4. Talk it over afterward. When the storm subsides, hold your child close and talk about what happened. Discuss the tantrum in very simple terms and acknowledge your child’s frustration. Help her put her feelings into words by saying something like, “You were very angry because your food wasn’t the way you wanted it.” Let her see that once she expresses himself in words, she’ll get better results. Say with a smile, “I’m sorry I didn’t understand you. Now that you’re not screaming, I can find out what you want.”
5. Let your child know you love him. Once your child is calm and you’ve had a chance to talk to him about his tantrum, give him a quick hug and tell him that you love him. It’s important to reward good behavior, including your child being able to settle down and talk things over with you.
6. Try to head off tantrum-inducing situations. Pay attention to which situations push your child’s buttons and plan accordingly. If she falls apart when she’s hungry, carry snacks with you. If she gets cranky in the late afternoon, take care of errands earlier in the day.
If she has trouble making a transition from one activity to the next, give her a gentle heads-up before a change. Alerting her to the fact that you’re about to leave the playground or sit down to dinner (“We’re going to eat when you and Daddy are done with your story”) gives her a chance to adjust instead of react.
If you sense a tantrum is on the way, try distracting your child by changing locations, giving her a toy, or doing something she doesn’t expect, like making a silly face or pointing at a bird.
Your toddler is becoming more independent, so offer her choices whenever possible. No one likes being told what to do all the time. Saying, “Would you like corn or carrots?” rather than “Eat your corn!” will give her a sense of control.
Monitor how often you’re saying “no.” If you find you’re rattling it off routinely, you’re probably putting unnecessary stress on both of you. Try to ease up and choose your battles.
7. Watch for signs of overstress. Although daily tantrums are a perfectly normal part of the mid-toddler years, it’s a good idea to keep an eye out for possible problems. Has there been upheaval in the family? An extremely busy or harried period? Parental tensions? All of these can provoke tantrums.

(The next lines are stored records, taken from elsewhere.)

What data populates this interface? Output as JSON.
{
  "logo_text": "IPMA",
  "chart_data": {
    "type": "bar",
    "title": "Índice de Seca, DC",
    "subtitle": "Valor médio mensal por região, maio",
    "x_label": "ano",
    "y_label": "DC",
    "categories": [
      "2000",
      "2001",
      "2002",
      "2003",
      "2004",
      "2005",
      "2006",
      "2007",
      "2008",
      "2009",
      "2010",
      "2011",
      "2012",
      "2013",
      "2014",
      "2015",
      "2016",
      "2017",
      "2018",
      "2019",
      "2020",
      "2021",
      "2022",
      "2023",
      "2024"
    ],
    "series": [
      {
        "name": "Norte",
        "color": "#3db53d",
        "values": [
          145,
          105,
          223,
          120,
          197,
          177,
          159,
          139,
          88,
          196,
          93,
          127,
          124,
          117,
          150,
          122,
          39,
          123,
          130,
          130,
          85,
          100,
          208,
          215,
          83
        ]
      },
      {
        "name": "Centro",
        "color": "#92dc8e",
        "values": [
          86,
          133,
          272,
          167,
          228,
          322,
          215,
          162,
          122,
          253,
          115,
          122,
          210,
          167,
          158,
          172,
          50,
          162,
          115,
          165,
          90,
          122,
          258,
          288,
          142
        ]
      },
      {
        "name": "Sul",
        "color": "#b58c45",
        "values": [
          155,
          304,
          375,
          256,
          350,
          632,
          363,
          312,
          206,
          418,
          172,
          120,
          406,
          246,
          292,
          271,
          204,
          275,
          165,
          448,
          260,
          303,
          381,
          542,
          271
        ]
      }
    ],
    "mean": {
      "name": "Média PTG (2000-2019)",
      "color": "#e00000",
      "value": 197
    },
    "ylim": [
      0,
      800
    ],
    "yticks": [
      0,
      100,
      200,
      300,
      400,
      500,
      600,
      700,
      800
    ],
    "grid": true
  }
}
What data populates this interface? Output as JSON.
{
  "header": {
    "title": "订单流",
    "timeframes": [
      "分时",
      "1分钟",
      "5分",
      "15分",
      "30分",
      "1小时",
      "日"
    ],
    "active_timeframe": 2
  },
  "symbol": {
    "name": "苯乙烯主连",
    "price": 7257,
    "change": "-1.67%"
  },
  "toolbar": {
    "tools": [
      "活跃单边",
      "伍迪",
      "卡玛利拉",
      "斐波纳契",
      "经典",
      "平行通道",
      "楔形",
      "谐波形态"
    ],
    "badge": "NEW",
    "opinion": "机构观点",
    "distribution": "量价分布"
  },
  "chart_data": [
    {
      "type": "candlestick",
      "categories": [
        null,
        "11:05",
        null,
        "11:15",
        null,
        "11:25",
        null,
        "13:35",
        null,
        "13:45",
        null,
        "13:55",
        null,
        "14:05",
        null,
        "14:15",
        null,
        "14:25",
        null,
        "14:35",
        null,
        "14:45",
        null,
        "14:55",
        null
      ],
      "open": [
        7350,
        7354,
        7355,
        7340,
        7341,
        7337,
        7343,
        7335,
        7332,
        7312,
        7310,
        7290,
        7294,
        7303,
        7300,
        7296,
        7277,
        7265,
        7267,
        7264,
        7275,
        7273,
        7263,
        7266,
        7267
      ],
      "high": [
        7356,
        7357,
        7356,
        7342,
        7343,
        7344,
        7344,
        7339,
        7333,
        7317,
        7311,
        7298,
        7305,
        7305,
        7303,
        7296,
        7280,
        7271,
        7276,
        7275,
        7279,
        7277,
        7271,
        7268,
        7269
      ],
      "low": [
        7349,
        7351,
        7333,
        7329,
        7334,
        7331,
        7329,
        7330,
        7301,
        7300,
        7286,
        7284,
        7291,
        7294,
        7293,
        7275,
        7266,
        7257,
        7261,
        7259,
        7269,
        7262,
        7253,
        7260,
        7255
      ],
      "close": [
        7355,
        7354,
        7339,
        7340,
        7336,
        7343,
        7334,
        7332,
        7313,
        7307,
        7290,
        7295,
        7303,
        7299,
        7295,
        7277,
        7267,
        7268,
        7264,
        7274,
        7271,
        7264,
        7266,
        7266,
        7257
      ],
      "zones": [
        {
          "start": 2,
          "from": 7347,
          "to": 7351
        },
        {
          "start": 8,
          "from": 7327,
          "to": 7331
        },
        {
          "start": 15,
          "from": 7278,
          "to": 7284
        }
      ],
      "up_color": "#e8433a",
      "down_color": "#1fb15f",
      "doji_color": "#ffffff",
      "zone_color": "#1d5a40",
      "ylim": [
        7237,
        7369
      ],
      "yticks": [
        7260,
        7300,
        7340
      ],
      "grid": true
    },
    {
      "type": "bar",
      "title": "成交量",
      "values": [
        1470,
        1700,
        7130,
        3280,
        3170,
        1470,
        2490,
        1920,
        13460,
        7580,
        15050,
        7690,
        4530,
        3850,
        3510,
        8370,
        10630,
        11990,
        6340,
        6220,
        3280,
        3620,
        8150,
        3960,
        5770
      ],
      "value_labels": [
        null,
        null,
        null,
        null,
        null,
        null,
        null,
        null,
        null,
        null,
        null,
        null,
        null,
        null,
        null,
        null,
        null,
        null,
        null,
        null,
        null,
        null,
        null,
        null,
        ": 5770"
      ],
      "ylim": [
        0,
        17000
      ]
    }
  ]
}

If your child’s tantrums seem overly frequent or intense (or he’s hurting himself or others), seek help. Your doctor will discuss your child’s developmental and behavioral milestones with you at routine well-child checkups. These visits are good opportunities to talk about concerns you have about your child’s behavior, and they help to rule out any serious physical or psychological problems. Your doctor can also suggest ways to deal with the outbursts.
Also, talk to your doctor if your child has frightening breath-holding spells when he gets upset. There’s some evidence that this behavior is linked to an iron deficiency.